Thursday, June 6, 2019

Technical resources

These resources are not the friendly sort that take you by the hand and say gently "We'll teach you how to cope".  These are the technical, professional, hard-science resources that provide the facts necessary to build those friendly guidelines.

If long words and blocks of medical jargon don't make your eyes glaze, you might want to check some of these out; this is the best list I have so far of information available to laypeople.  Most aren't provided by people trying to sell you something.

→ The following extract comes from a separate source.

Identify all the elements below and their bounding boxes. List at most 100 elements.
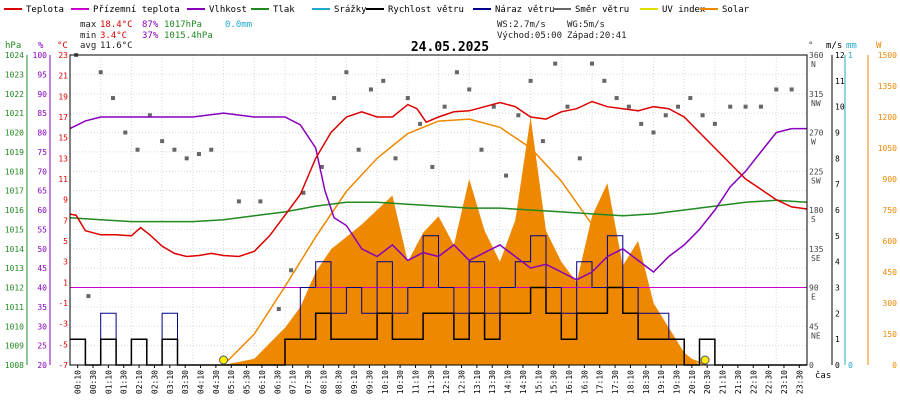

Rare Diseases Clinical Research Network (from the US National Institutes of Health) has a UCD Consortium.
National Urea Cycle Disorders Foundation (and some links to their partners).
National Organization for Rare Disorders has a Urea Cycle Disorders page.
The NIH Genetics Home Reference.
Hyperammonemia (discovery and treatment of a serious case of late-onset UCD)
Suggested Guidelines for the Diagnosis and Treatment of Urea Cycle Disorders
NAGS deficiency (CarbaGlu sells a pharma treatment, but they have some very useful info on UCDs nonetheless)


NORD's Rare Disease Database has been exceptionally helpful, while RDCRN has a nifty diagram of the urea cycle with accompanying descriptions of how each of the disorders result from a break in the system.  I need to spend some more quality time with both.